34. STS Software Requirements Change Risk Factors (cont’d) • Requirements Issues and Function Factors • Number and types of other requirements affected by the given requirement change (requirements issues) • Are there other requirements that are going to be affected by this change? If so, these requirements will have to be resolved before implementing the given requirement. • Possible conflicts among requirements changes (requirements issues) • Will this change conflict with other requirements changes (e.g., lead to conflicting operational scenarios) • Number of principal software functions affected by the change • How many major software functions will have to be changed to make the given change?

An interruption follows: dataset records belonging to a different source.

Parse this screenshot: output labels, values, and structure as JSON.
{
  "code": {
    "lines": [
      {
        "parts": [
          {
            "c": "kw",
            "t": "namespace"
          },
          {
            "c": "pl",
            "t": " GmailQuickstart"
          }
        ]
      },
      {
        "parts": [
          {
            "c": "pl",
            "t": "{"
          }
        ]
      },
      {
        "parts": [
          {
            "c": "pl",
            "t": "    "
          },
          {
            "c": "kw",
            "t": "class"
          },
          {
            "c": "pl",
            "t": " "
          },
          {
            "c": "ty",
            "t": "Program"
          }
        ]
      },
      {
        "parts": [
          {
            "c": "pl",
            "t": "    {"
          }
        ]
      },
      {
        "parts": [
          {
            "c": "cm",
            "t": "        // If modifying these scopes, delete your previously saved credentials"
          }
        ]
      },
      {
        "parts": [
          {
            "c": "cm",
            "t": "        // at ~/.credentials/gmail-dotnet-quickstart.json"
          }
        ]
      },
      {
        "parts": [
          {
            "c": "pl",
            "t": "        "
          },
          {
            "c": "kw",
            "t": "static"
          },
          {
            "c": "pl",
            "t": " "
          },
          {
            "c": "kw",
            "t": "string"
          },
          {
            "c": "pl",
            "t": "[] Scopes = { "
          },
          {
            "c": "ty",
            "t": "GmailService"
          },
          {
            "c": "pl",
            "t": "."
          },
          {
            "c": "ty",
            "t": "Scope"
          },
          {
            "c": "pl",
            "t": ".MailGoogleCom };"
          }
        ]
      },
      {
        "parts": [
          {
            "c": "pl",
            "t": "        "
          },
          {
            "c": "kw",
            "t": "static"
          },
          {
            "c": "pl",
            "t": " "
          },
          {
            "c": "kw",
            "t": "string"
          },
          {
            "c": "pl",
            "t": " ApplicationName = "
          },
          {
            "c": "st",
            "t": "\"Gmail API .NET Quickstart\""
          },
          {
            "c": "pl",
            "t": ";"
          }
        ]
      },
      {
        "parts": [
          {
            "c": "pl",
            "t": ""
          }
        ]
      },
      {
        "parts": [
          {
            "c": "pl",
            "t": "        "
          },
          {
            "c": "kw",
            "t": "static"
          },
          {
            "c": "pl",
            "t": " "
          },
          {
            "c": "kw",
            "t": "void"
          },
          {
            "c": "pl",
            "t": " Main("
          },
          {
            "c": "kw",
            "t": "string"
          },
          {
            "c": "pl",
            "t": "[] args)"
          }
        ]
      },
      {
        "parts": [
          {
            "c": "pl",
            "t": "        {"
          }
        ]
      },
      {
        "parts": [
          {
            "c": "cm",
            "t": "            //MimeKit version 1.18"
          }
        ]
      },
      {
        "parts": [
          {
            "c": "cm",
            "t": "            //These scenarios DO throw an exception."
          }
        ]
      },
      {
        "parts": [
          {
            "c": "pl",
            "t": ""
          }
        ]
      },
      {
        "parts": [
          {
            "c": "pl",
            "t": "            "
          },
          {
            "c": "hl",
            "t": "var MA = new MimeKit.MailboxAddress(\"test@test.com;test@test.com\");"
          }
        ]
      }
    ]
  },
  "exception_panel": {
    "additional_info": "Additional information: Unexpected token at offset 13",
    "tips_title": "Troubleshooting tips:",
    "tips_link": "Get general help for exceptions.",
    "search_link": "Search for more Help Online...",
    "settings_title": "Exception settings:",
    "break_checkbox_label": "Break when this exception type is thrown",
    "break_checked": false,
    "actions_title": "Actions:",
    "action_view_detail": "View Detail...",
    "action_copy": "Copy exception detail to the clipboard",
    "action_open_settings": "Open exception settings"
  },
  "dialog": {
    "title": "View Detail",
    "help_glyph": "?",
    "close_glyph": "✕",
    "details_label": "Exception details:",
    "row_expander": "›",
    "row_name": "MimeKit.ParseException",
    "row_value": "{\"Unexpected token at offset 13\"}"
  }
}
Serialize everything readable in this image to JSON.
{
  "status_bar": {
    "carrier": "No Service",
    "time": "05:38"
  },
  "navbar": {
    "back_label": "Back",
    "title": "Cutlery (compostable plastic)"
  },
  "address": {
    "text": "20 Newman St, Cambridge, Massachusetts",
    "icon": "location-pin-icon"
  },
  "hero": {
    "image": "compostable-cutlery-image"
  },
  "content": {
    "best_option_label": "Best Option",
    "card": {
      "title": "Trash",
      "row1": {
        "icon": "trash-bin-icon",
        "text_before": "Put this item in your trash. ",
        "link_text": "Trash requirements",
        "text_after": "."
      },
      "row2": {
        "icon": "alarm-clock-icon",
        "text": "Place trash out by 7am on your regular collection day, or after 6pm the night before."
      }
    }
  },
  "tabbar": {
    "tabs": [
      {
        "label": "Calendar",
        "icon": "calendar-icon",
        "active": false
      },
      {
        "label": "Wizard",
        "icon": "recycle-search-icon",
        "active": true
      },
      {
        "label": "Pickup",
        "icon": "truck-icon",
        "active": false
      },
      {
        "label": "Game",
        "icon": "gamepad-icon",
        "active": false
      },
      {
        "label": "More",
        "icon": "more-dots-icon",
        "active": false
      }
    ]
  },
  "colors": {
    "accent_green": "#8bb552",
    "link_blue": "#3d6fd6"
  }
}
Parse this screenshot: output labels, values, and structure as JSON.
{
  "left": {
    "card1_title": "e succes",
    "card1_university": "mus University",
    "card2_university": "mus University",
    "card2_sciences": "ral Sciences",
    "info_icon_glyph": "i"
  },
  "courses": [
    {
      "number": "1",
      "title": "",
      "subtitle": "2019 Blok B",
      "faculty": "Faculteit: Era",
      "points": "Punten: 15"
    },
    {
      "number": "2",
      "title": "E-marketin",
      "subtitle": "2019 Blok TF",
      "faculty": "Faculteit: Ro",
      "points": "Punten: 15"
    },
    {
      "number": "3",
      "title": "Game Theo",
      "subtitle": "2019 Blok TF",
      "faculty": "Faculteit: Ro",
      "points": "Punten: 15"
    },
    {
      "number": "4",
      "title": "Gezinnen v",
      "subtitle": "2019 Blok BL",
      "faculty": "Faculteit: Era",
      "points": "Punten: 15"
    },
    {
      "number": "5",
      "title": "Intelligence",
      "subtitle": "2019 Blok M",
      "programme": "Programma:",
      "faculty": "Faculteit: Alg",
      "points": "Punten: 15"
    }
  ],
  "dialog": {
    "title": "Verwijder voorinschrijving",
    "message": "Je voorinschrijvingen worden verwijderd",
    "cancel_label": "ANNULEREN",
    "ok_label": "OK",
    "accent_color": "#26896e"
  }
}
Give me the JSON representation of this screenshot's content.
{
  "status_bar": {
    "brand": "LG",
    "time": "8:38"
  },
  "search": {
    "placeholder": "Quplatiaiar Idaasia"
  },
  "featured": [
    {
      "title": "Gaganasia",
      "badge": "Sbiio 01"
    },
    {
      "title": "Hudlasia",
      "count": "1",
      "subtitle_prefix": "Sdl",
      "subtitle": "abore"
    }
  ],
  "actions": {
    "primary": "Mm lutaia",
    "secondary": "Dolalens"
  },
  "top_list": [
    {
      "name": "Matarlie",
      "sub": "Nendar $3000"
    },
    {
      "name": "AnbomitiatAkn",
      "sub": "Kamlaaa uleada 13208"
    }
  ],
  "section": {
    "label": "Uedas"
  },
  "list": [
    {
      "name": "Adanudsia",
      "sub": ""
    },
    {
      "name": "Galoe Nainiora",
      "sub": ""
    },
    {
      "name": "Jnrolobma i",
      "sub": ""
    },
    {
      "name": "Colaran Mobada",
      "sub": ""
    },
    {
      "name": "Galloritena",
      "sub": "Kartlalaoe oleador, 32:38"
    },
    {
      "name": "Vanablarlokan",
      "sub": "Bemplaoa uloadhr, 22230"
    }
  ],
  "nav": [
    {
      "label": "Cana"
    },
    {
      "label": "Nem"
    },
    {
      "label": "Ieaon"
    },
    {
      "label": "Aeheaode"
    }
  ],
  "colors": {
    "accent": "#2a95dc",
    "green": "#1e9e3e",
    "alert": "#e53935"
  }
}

35. STS Software Requirements Change Risk Factors (cont’d) • Performance Factors • Amount of memory required to implement the change • Will the change use memory to the extent that other functions will be not have sufficient memory to operate effectively? • Effect on CPU performance • Will the change use CPU cycles to the extent that other functions will not have sufficient CPU capacity to operate effectively?

36. STS Software Requirements Change Risk Factors (cont’d) • Personnel Resources Factors • Number of inspections required to approve the change. • Workforce requirements required to implement the change • Will the manpower required to implement the software change be significant? • Workforce required to verify and validate the correctness of the change • Will the workforce required to verify and validate the software change be significant?

37. STS Software Requirements Change Risk Factors (cont’d) • Tools Factor • Any software tools creation or modification required to implement the change • Will the implementation of the change require the development and testing of new tools? • Requirements specifications techniques (e.g., flow diagram, state chart, pseudo code, control diagram). • Will the requirements specification method be difficult to understand and translate into code?